La recensione su Holy Motors

di laulilla
9 stelle

Riproposto in questi giorni in streaming è uno dei film più significatvi dell'ultimo decennio

 

Oscar (Denis Lavant), il cui nome sintetizza a “lucchetto” quello di LeOS-CARax, è l’alter ego del regista, colui che su una limousine bianca, perfettamente attrezzata con tutto l’occorrente, quasi un camerino dell’attore, guidata dalla bionda Céline (Elise Lhomeau), attraversa Parigi, recandosi nei luoghi più diversi per presentarsi ai nove diversi appuntamenti di cui è fatta la sua giornata. Celine, perfetta segretaria, e premurosa assistente, oltre che autista, gli ha, come sempre, preparato il suo dossier quotidiano a cui egli si attiene, indossando maschere e vesti diverse, perché il suo lavoro consiste appunto nella trasformazione di sé, interprete dei ruoli più disparati, uno, nessuno e centomila nel corso di una sola giornata, al termine della quale egli, stanco, invecchiato e malato tornerà a essere se stesso, per poche ore di sonno, senza sapere in realtà chi sia, perché solo attraverso la finzione e le mille diverse pelli che ne mascherano l’identità egli tornerà a vivere.

 

Questo film, pertanto, non racconta una storia, ma ci fa vivere le mille storie di Oscar, che di volta in volta diventa uomo d’affari; vecchia e curva mendicante che si aggira lungo la Senna; danzatore imprigionato in una tecnologica tuta trapuntata di luci che non gli permette di amare, in una scena in cui l’erotismo diventa un elegante e suggestivo gioco luminoso, altamente simbolico; ripugnante folle Merde che si muove  nel ventre fognario di Parigi per raggiungere PèreLachaise, dove incontra la dea della bellezza (impegnata in un servizio di moda (Eva Mendes); rapinatore e assassino; magico pifferaio che con la musica della fisarmonica, attrae dagli oscuri anfratti di una chiesa gotica, una folla di altri suonatori, in una scena di grandissimo impatto emotivo, esplicito richiamo al cinema sperimentale ddadaista di René Clair  (Entr’acte -1924) e alla sua colonna sonora.

 


Oscar diventerà  anche un ricco vecchio morente, per trasformarsi ancora in un padre di famiglia distratto e moralista; in un amante inutilmente alla ricerca del tempo perduto, dopo l’incontro con la donna già amata, Eva (Kylie Minogue), all’interno di ciò che resta della famosa Samaritaine, il grande magazzino déco, ridotto, ora che si appresta a diventare un grande albergo, a un ammasso di manichini senza vita e di inutili suppellettili.

 

 

 

 

 

Il film è riflessione sul cinema e sulle opere di finzione, insidiate, ogni giorno di più dall’aggressività del mondo televisivo e digitale che, come ci appare in una delle prime scene, addormenta il pubblico, e gli fa perdere l’interesse per l’arte della rappresentazione, quella che – grazie al sacrificio personale di tutti coloro che danno se stessi per la riuscita di uno spettacolo – riesce a emozionarci, a illuderci, a farci sognare, ma anche a penetrare nella verità dei mondi che preferiremmo ignorare, quelli degradati e sordidi dei poveri, dei reietti o dei criminali.

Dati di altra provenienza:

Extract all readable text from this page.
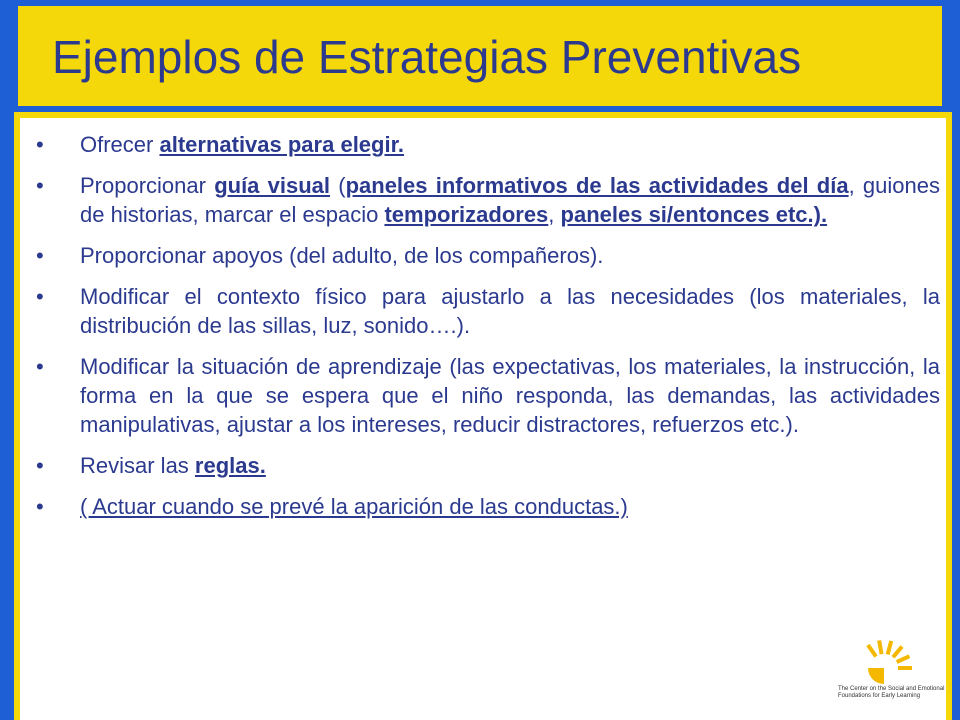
Ejemplos de Estrategias Preventivas
•	Ofrecer alternativas para elegir.
•	Proporcionar guía visual (paneles informativos de las actividades del día, guiones de historias, marcar el espacio temporizadores, paneles si/entonces etc.).
•	Proporcionar apoyos (del adulto, de los compañeros).
•	Modificar el contexto físico para ajustarlo a las necesidades (los materiales, la distribución de las sillas, luz, sonido….).
•	Modificar la situación de aprendizaje (las expectativas, los materiales, la instrucción, la forma en la que se espera que el niño responda, las demandas, las actividades manipulativas, ajustar a los intereses, reducir distractores, refuerzos etc.).
•	Revisar las reglas.
•	( Actuar cuando se prevé la aparición de las conductas.)
The Center on the Social and Emotional Foundations for Early Learning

Impossibile, secondo me, non cogliere la drammaticità emblematica degli episodi che si susseguono, il senso della discontinuità nell’incontro fra  Oscar e un sorprendente, quasi irriconoscibile Michel Piccoli, che, ancora convinto che la bellezza sia nell’occhio di chi guarda, non ha forse ancora compreso che probabilmente nessuno in futuro avrà voglia di guardare.

Presentato a Cannes nel maggio 2012, le vicende di questo film risentono dei contrasti, delle polemiche e delle difficoltà che lo avevano accompagnato dalla sua uscita, rivelandolo come uno dei più divisivi del nostro secolo.

Ritengo, però, che sia un po’ azzardato sostenere ancor oggi che si tratti di un’opera che  si ama o si odia, sia perché molte delle iniziali riserve critiche si sono ammorbidite nel corso degli anni, sia perché molte ripulse sembrano rispondere alle attese emotive di chi lo stronca senza provare a interpretarlo. Che poi le interpretazioni possano essere dissimili e anche divergenti è del tutto ovvio e lecito per questa, come per qualunque altra opera di finzione artistica.